WKZS
- Covington, Indiana; United States;
- Broadcast area: Danville, Illinois
- Frequency: 103.1 MHz
- Branding: Kiss Country

Programming
- Format: Country
- Affiliations: Dial Global

Ownership
- Owner: Benton-Weatherford Broadcasting, Inc., of Indiana

Technical information
- Licensing authority: FCC
- Facility ID: 4807
- Class: A
- ERP: 3,000 watts
- HAAT: 91.0 meters (298.6 ft)
- Transmitter coordinates: 40°8′46.00″N 87°27′15.00″W﻿ / ﻿40.1461111°N 87.4541667°W

Links
- Public license information: Public file; LMS;
- Webcast: Listen live
- Website: kisscountryradio.com

= WKZS =

WKZS (103.1 FM, "Kiss Country") is a radio station broadcasting a country music format. Licensed to Covington, Indiana, United States, the station serves the immediate Danville, Illinois area. The station also maintains a sales office in Champaign, Illinois. The station is currently owned by Benton-Weatherford Broadcasting, Inc., of Indiana and features programming from Dial Global's Hot Country format.

In 2012, the station obtained a construction permit from the FCC to relocate its city of license to Thomasboro, Illinois, and to move to 103.3 MHz.

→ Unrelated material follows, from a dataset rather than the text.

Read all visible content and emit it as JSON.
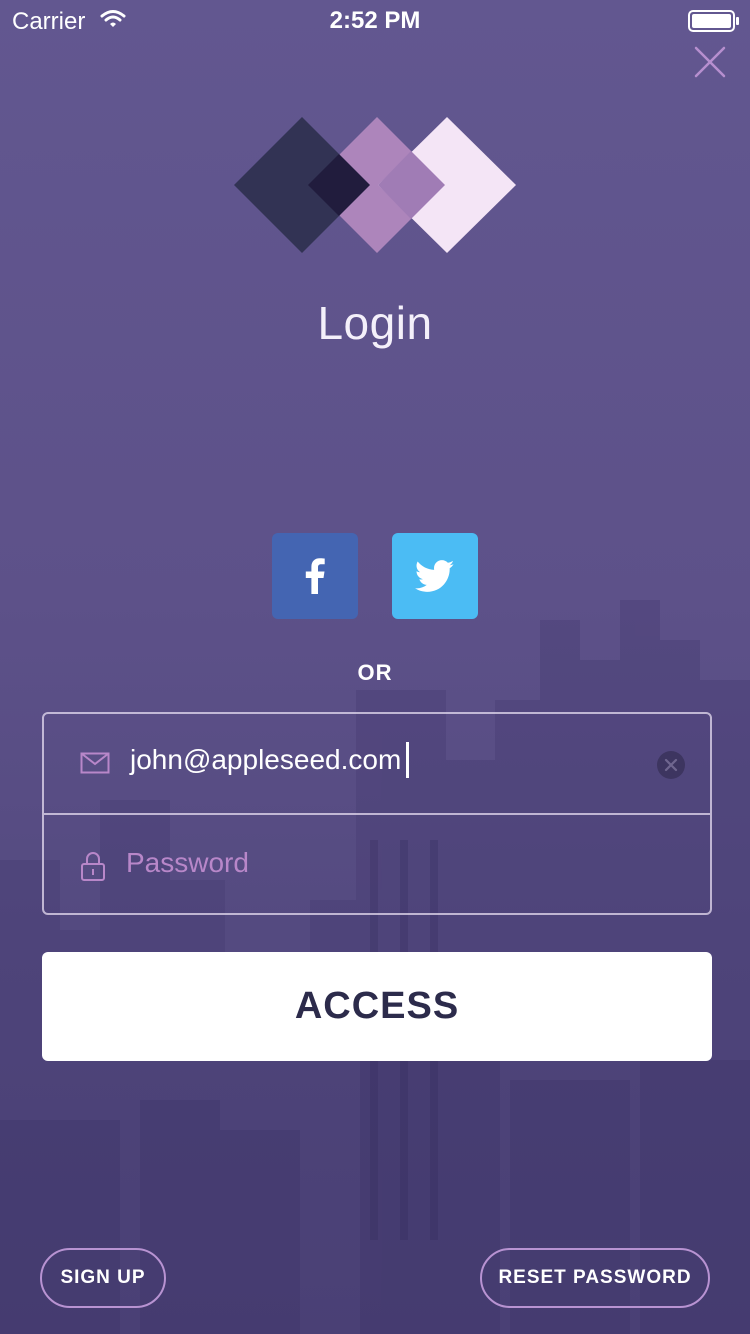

This would have moved the station into the Champaign-Urbana radio market, but the station owners were unable to complete the move. In 2015, Benton-Weatherford applied for another construction permit, explaining they had not been able to complete WKZS' move to Thomasboro due to health and technical challenges. The construction permit was granted, but expired in 2018, with the new Thomasboro station still unbuilt. The station remains licensed to Covington as of April 2020.